The average exome depth is 300×. This is well above the recommended ~100× for confident genotype calling from NGS data. However, this is an ideal calculation — in practice, not all reads will map on-target (capture efficiency is typically 60–80%), so effective depth would be lower but still sufficient.

Q40 — Open Short Answer
Compare the four main strategies for finding disease-causing rare variants using exome sequencing: (1) filtering across unrelated individuals, (2) family-based segregation, (3) de novo trio analysis, and (4) extreme phenotype sequencing.
✓ Model Answer

(1) Unrelated affected individuals: Sequence exomes of multiple unrelated patients with the same disease. Apply discrete filtering to remove common variants (dbSNP, 1000 Genomes, gnomAD). Look for novel/rare variants shared across affected individuals in the same gene. Powerful for rare Mendelian disorders where ~98% of exome variants are already known.

(2) Family-based segregation: Sequence affected and unaffected family members. Identify variants that co-segregate with the disease (present in all affected, absent in unaffected). Increases confidence that the variant tracks with the phenotype across generations. Used for dominant or recessive trait mapping.

(3) De novo trio analysis: Sequence the child and both healthy parents. Remove all shared/inherited variants and common variants. What remains are novel, de novo mutations unique to the child — strong candidates for ultra-rare syndromes with unclear inheritance.

(4) Extreme phenotype sequencing: For quantitative traits, select individuals at phenotypic extremes (e.g., tallest vs. shortest). Rare causative variants are enriched at the extremes. Can combine with Pool-seq to reduce costs. Used for height, BMI, fertility, and other continuous traits.

Q41 — Open Tricky
You are designing a custom SNP genotyping chip for a livestock species. After genotyping your first batch of samples, you notice that several SNPs violate Hardy-Weinberg Equilibrium. How would you determine whether this is a technical problem or reflects real biology? What would you do for version 2 of the chip?
✓ Model Answer

Diagnosing the cause:

(1) Check across populations: If the same SNP is out of HWE in all populations → likely a technical issue (poor probe, repetitive region). If only in some populations → may reflect biology (inbreeding, selection, population structure).

(2) Examine the genotype clustering plot: Good clustering (three clearly separated groups) → SNP is reliable, deviation may be biological. Poor/noisy clustering or missing clusters → technical failure.

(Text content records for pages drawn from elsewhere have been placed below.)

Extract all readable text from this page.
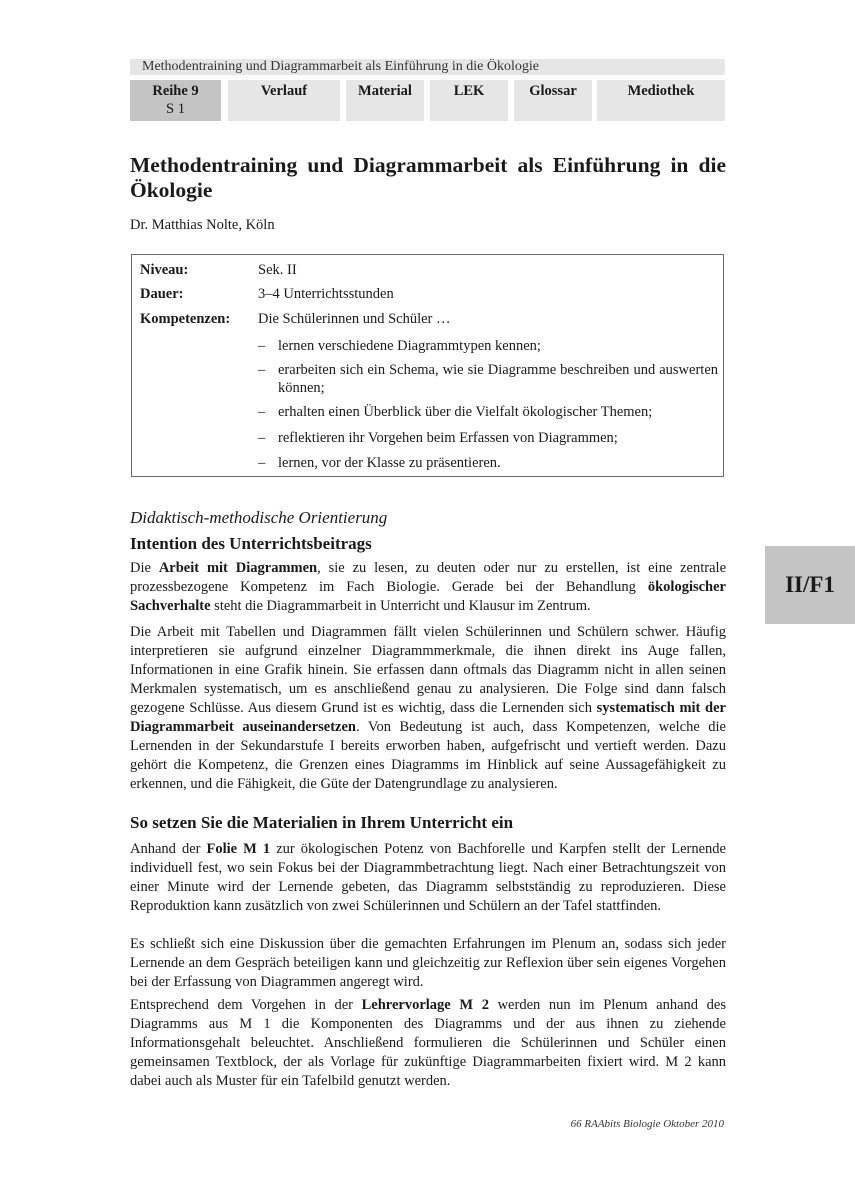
Methodentraining und Diagrammarbeit als Einführung in die Ökologie
Reihe 9
S 1
Verlauf	Material	LEK	Glossar	Mediothek
Methodentraining und Diagrammarbeit als Einführung in die Ökologie
Dr. Matthias Nolte, Köln
Niveau:	Sek. II
Dauer:	3–4 Unterrichtsstunden
Kompetenzen: Die Schülerinnen und Schüler …
– lernen verschiedene Diagrammtypen kennen;
– erarbeiten sich ein Schema, wie sie Diagramme beschreiben und auswerten können;
– erhalten einen Überblick über die Vielfalt ökologischer Themen;
– reflektieren ihr Vorgehen beim Erfassen von Diagrammen;
– lernen, vor der Klasse zu präsentieren.
Didaktisch-methodische Orientierung
Intention des Unterrichtsbeitrags

Die Arbeit mit Diagrammen, sie zu lesen, zu deuten oder nur zu erstellen, ist eine zentrale prozessbezogene Kompetenz im Fach Biologie. Gerade bei der Behandlung ökologischer Sachverhalte steht die Diagrammarbeit in Unterricht und Klausur im Zentrum.

Die Arbeit mit Tabellen und Diagrammen fällt vielen Schülerinnen und Schülern schwer. Häufig interpretieren sie aufgrund einzelner Diagrammmerkmale, die ihnen direkt ins Auge fallen, Informationen in eine Grafik hinein. Sie erfassen dann oftmals das Diagramm nicht in allen seinen Merkmalen systematisch, um es anschließend genau zu analysieren. Die Folge sind dann falsch gezogene Schlüsse. Aus diesem Grund ist es wichtig, dass die Lernenden sich systematisch mit der Diagrammarbeit auseinandersetzen. Von Bedeutung ist auch, dass Kompetenzen, welche die Lernenden in der Sekundarstufe I bereits erworben haben, aufgefrischt und vertieft werden. Dazu gehört die Kompetenz, die Grenzen eines Diagramms im Hinblick auf seine Aussagefähigkeit zu erkennen, und die Fähigkeit, die Güte der Datengrundlage zu analysieren.

So setzen Sie die Materialien in Ihrem Unterricht ein

Anhand der Folie M 1 zur ökologischen Potenz von Bachforelle und Karpfen stellt der Lernende individuell fest, wo sein Fokus bei der Diagrammbetrachtung liegt. Nach einer Betrachtungszeit von einer Minute wird der Lernende gebeten, das Diagramm selbstständig zu reproduzieren. Diese Reproduktion kann zusätzlich von zwei Schülerinnen und Schülern an der Tafel stattfinden.

Es schließt sich eine Diskussion über die gemachten Erfahrungen im Plenum an, sodass sich jeder Lernende an dem Gespräch beteiligen kann und gleichzeitig zur Reflexion über sein eigenes Vorgehen bei der Erfassung von Diagrammen angeregt wird.

Entsprechend dem Vorgehen in der Lehrervorlage M 2 werden nun im Plenum anhand des Diagramms aus M 1 die Komponenten des Diagramms und der aus ihnen zu ziehende Informationsgehalt beleuchtet. Anschließend formulieren die Schülerinnen und Schüler einen gemeinsamen Textblock, der als Vorlage für zukünftige Diagrammarbeiten fixiert wird. M 2 kann dabei auch als Muster für ein Tafelbild genutzt werden.

II/F1
66 RAAbits Biologie Oktober 2010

(3) Consider genomic context: Is the SNP in a repetitive region or near a CNV? These locations cause unreliable probe binding.

(4) Adjust software parameters: Try tuning clustering thresholds in GenomeStudio to see if genotype calls improve.

For version 2: Flag persistently problematic SNPs. Remove those that consistently fail HWE across all populations or show poor clustering. Replace them with new informative SNPs from better-characterized regions. Keep SNPs with biologically explainable HWE deviations if the clustering is clean.

Q42 — Open Short Answer
Compare SNP chip-based genotyping with NGS-based genotyping (e.g., GBS or RAD-seq). Discuss their requirements, advantages, and typical use cases.
✓ Model Answer

SNP chips: Require a reference genome and a pre-designed set of SNPs. Provide fixed, high-accuracy genotyping with built-in probe redundancy, making them robust even with poor DNA quality. Cost-effective for large samples with established markers. Best for: GWAS, genomic selection, parentage testing in well-studied species. Limitation: only genotype pre-selected SNPs; cannot discover new variants.

NGS-based (GBS/RAD-seq): Can work without a reference genome (restriction enzymes create reproducible fragments). Enable simultaneous SNP discovery and genotyping. Cost-effective per locus but require higher sequencing depth (~100×) for confident genotype calls. Best for: population genomics in non-model organisms, diversity studies, evolutionary studies. Limitation: higher risk of genotyping errors at low depth; computationally intensive.

Key trade-off: SNP chips are more reliable and standardized; NGS-based methods are more flexible and can discover novel variation. The choice depends on the species (model vs. non-model), available resources, and whether discovery of new variants is needed.